When I entered the small living room of my host on the Solstice day, my eyes were drawn immediately to the Christmas tree, flocked in white and covered in birds: clear glass birds, traditional ornament birds, felted birds, birds made of bells and pinecones. The tree was magical, and it drew me once again to a story I have been trying to write for months, well years really: a story of birds on a Christmas tree.
My auntie, long deceased, gave bird ornaments. She believed that birds should hang on Christmas trees. Every year she bought a new bird to hang on the tree in her home, and gave it to her son, her only child, to fill him with the magic of birds.
After Auntie died I picked my cousin up at the airport to spend the holiday with our family, his first Christmas without his mother. He told me sadly that he would miss getting a bird from his mother. At her death, I hadn’t thought of this detail, as I am sure he hadn’t until this season came around. I asked him what he did with all the birds from past Christmases. “Gone,” he said. “She sold them in a garage sale when I was in college.”
I remember the sale. Auntie was tired of moving, tired of schlepping her things from apartment to apartment, tired of fighting with her only son, and tired of the pain that comes with divorce. She sold it all: childhood toys, jewelry, family antiques, clothing, and Christmas decorations.
For many years now, I have been reliving that garage sale. Wishing I had the presence of mind to stop it or to at least stop the sale of those birds. I wished I could have bought them and presented them to my cousin in some grand gesture of family love and loyalty. I even pictured myself going door to door on the street where Auntie lived asking people if they had bought any bird ornaments at a garage sale, oh so many years ago. Every year at about this time I can picture the event: bird ornaments being lifted out of a dusty card board box as they were sold one by one on a hot July day while my cousin waited tables in a far away town, trying to save enough money to buy books for college, unaware that they were disappearing.
The story has a happy ending, I told my host, whose tree I stood there and admired. A few years later my cousin married a woman who gives him a bird ornament every year for Christmas. He has 10 now.

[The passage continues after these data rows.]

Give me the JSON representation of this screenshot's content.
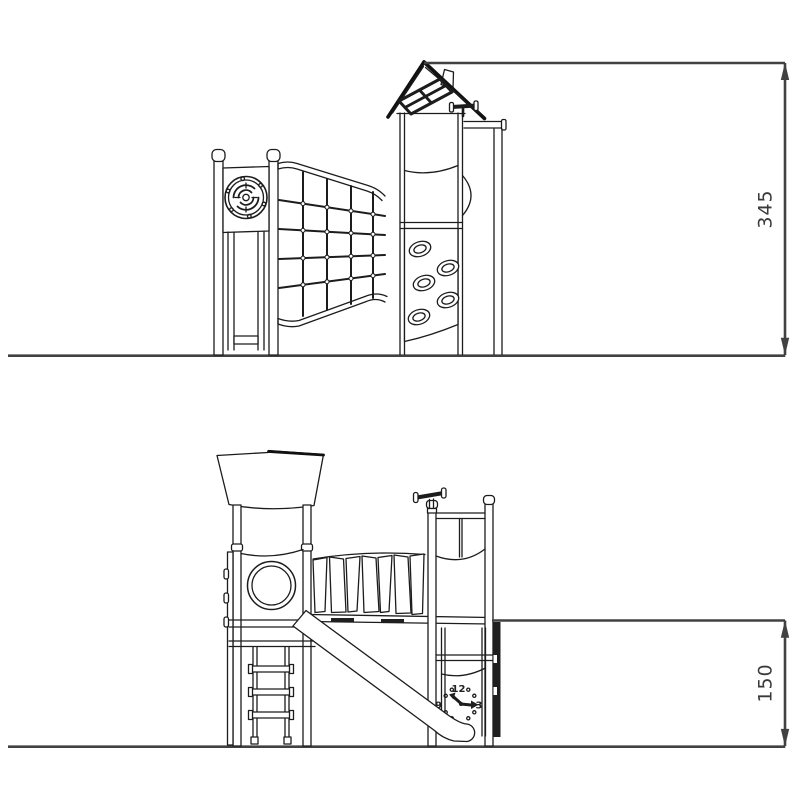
{
  "colors": {
    "background": "#ffffff",
    "line": "#1c1c1c",
    "dimension_line": "#414141",
    "dimension_text": "#3a3a3a",
    "dark_fill": "#1f1f1f"
  },
  "dimensions": {
    "top_height": "345",
    "bottom_height": "150"
  },
  "clock": {
    "twelve": "12",
    "three": "3",
    "nine": "9"
  }
}
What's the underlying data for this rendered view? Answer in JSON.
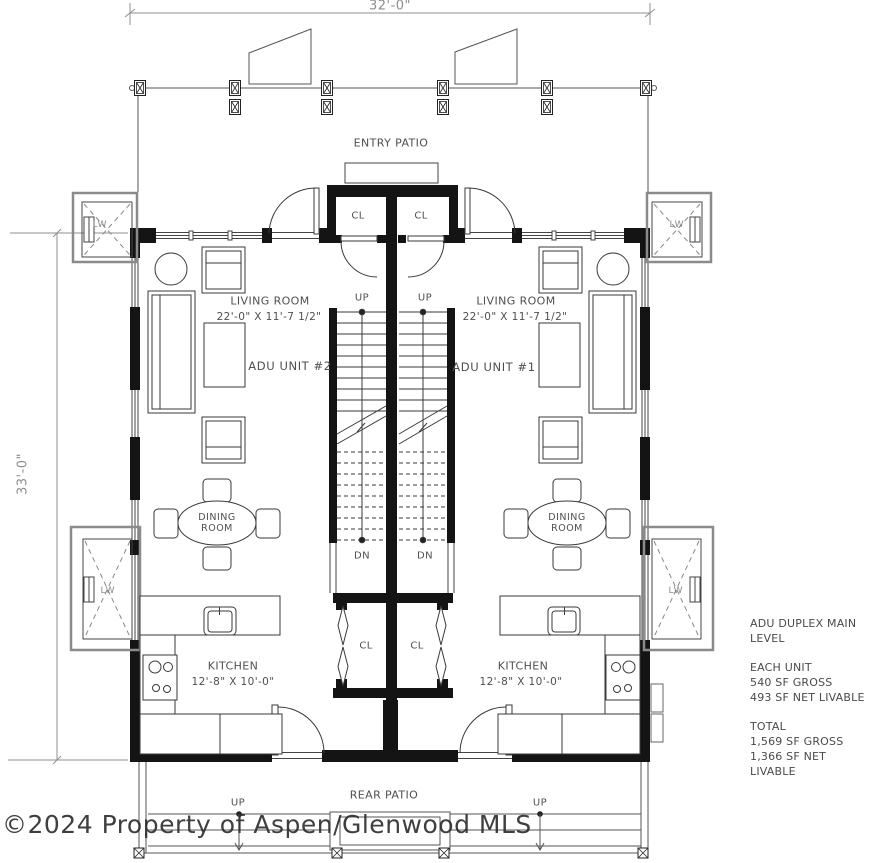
{
  "dimensions": {
    "overall_width": "32'-0\"",
    "overall_height": "33'-0\""
  },
  "site": {
    "entry_patio": "ENTRY PATIO",
    "rear_patio": "REAR PATIO"
  },
  "labels": {
    "closet": "CL",
    "up": "UP",
    "down": "DN",
    "window_well": "LW"
  },
  "unit2": {
    "name": "ADU UNIT #2",
    "living_room": {
      "name": "LIVING ROOM",
      "dimensions": "22'-0\" X 11'-7 1/2\""
    },
    "dining_room": {
      "line1": "DINING",
      "line2": "ROOM"
    },
    "kitchen": {
      "name": "KITCHEN",
      "dimensions": "12'-8\" X 10'-0\""
    }
  },
  "unit1": {
    "name": "ADU UNIT #1",
    "living_room": {
      "name": "LIVING ROOM",
      "dimensions": "22'-0\" X 11'-7 1/2\""
    },
    "dining_room": {
      "line1": "DINING",
      "line2": "ROOM"
    },
    "kitchen": {
      "name": "KITCHEN",
      "dimensions": "12'-8\" X 10'-0\""
    }
  },
  "notes": {
    "title_line1": "ADU DUPLEX MAIN",
    "title_line2": "LEVEL",
    "each_unit": {
      "header": "EACH UNIT",
      "gross": "540 SF GROSS",
      "net": "493 SF NET LIVABLE"
    },
    "total": {
      "header": "TOTAL",
      "gross": "1,569 SF GROSS",
      "net": "1,366 SF NET LIVABLE"
    }
  },
  "watermark": "©2024 Property of Aspen/Glenwood MLS",
  "colors": {
    "wall": "#141414",
    "line": "#3a3a3a",
    "dim": "#8e8e8e",
    "text": "#4f4f4f",
    "watermark": "#2f2f2f"
  }
}
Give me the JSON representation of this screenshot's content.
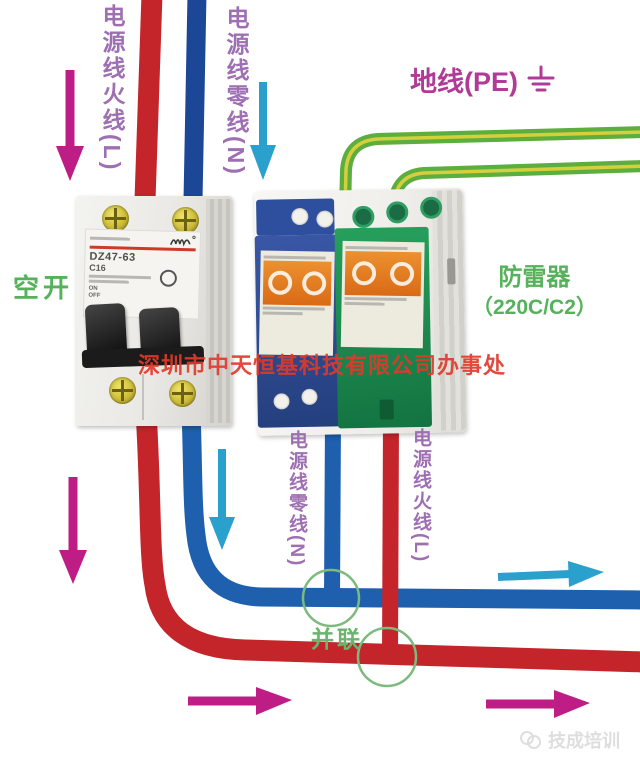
{
  "labels": {
    "live_in": "电源线火线(L)",
    "neutral_in": "电源线零线(N)",
    "ground": "地线(PE)",
    "breaker_name": "空开",
    "spd_name_line1": "防雷器",
    "spd_name_line2": "（220C/C2）",
    "neutral_out": "电源线零线(N)",
    "live_out": "电源线火线(L)",
    "parallel": "并联"
  },
  "breaker": {
    "model": "DZ47-63",
    "rating": "C16",
    "on_label": "ON",
    "off_label": "OFF"
  },
  "watermarks": {
    "company": "深圳市中天恒基科技有限公司办事处",
    "brand": "技成培训"
  },
  "colors": {
    "live": "#c3252b",
    "neutral_supply": "#1b4796",
    "neutral": "#1e5fae",
    "ground_green": "#5cae3f",
    "ground_stripe": "#d6cf3d",
    "arrow_magenta": "#bf1d86",
    "arrow_cyan": "#2aa0cd",
    "junction_green": "#7cba7e",
    "label_purple": "#9e6fb2",
    "label_green": "#55b25b",
    "ground_label_color": "#b03b96",
    "watermark_red": "#e0392b"
  }
}
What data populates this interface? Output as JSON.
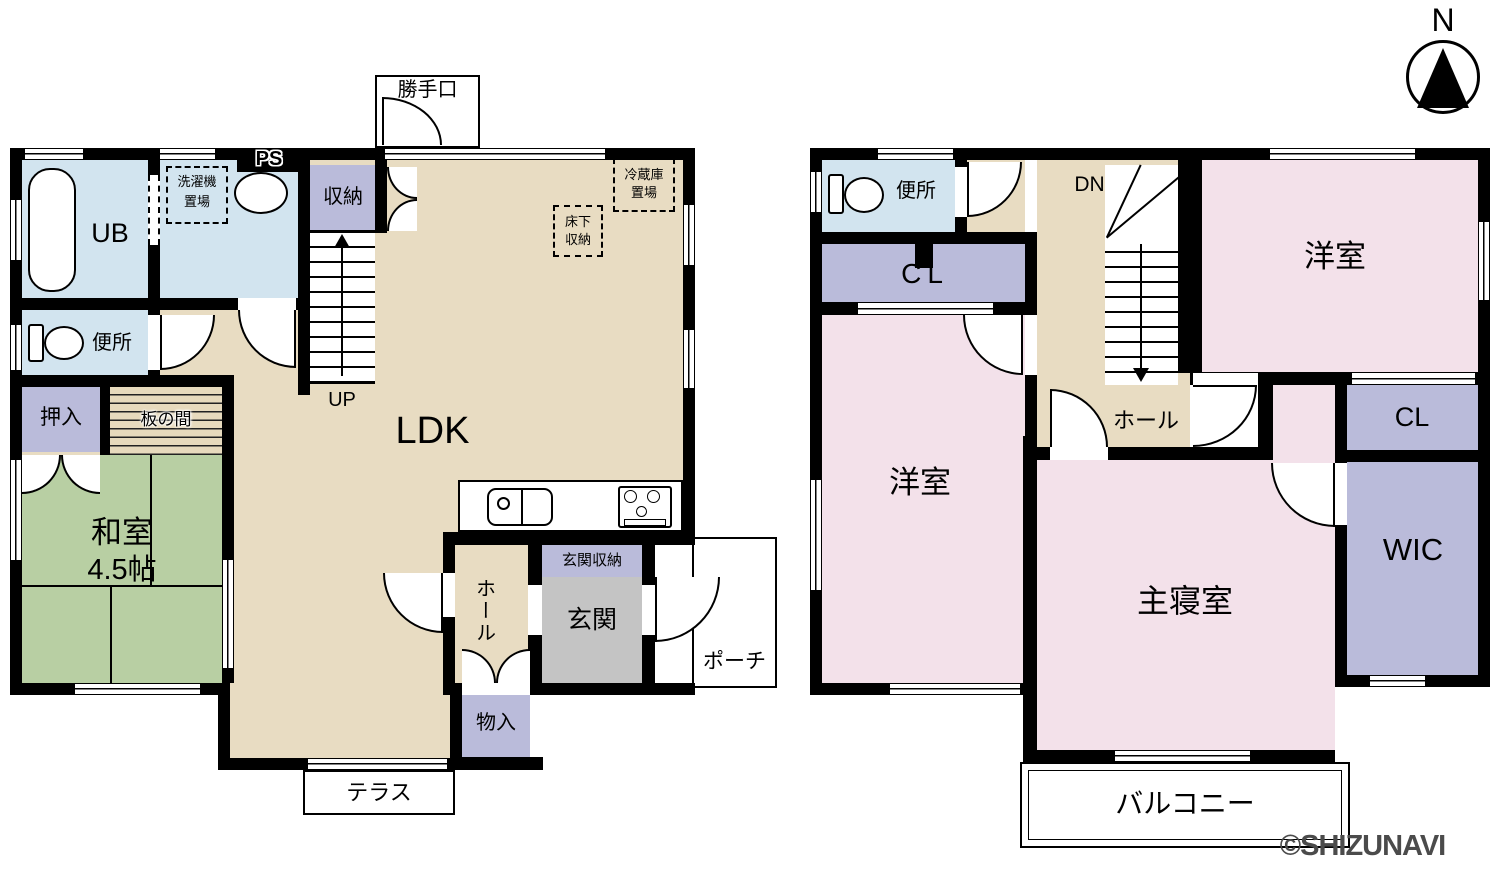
{
  "colors": {
    "wall": "#000000",
    "ldk_tan": "#e8dcc2",
    "wet_blue": "#d2e4ef",
    "closet_purple": "#babbda",
    "tatami_green": "#b8cfa3",
    "bedroom_pink": "#f3e1ea",
    "genkan_gray": "#c4c4c4",
    "watermark_gray": "#4b4b4b"
  },
  "compass": {
    "north": "N"
  },
  "watermark": "©SHIZUNAVI",
  "floor1": {
    "katteguchi": "勝手口",
    "ps": "PS",
    "shuno": "収納",
    "laundry1": "洗濯機",
    "laundry2": "置場",
    "ub": "UB",
    "benjo": "便所",
    "oshiire": "押入",
    "itanoma": "板の間",
    "washitsu": "和室",
    "washitsu_size": "4.5帖",
    "ldk": "LDK",
    "up": "UP",
    "yukashita1": "床下",
    "yukashita2": "収納",
    "reizoko1": "冷蔵庫",
    "reizoko2": "置場",
    "hall": "ホール",
    "genkan_shuno": "玄関収納",
    "genkan": "玄関",
    "porch": "ポーチ",
    "monoire": "物入",
    "terrace": "テラス"
  },
  "floor2": {
    "benjo": "便所",
    "dn": "DN",
    "cl_left": "CL",
    "yoshitsu_left": "洋室",
    "yoshitsu_right": "洋室",
    "hall": "ホール",
    "cl_right": "CL",
    "wic": "WIC",
    "master": "主寝室",
    "balcony": "バルコニー"
  }
}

Legend says that birds are the carriers of spirit: taking the soul with them as they fly high above treetops or perch on branches to sing their song, and so I bask in the glow of my hosts bird filled Christmas tree in the waning light of this solstice day. All those years I had pictured the fateful garage sale when really this special bird filled tree is what I should have been dreaming about. I finally understand what Auntie always knew. At last, I am comforted by birds.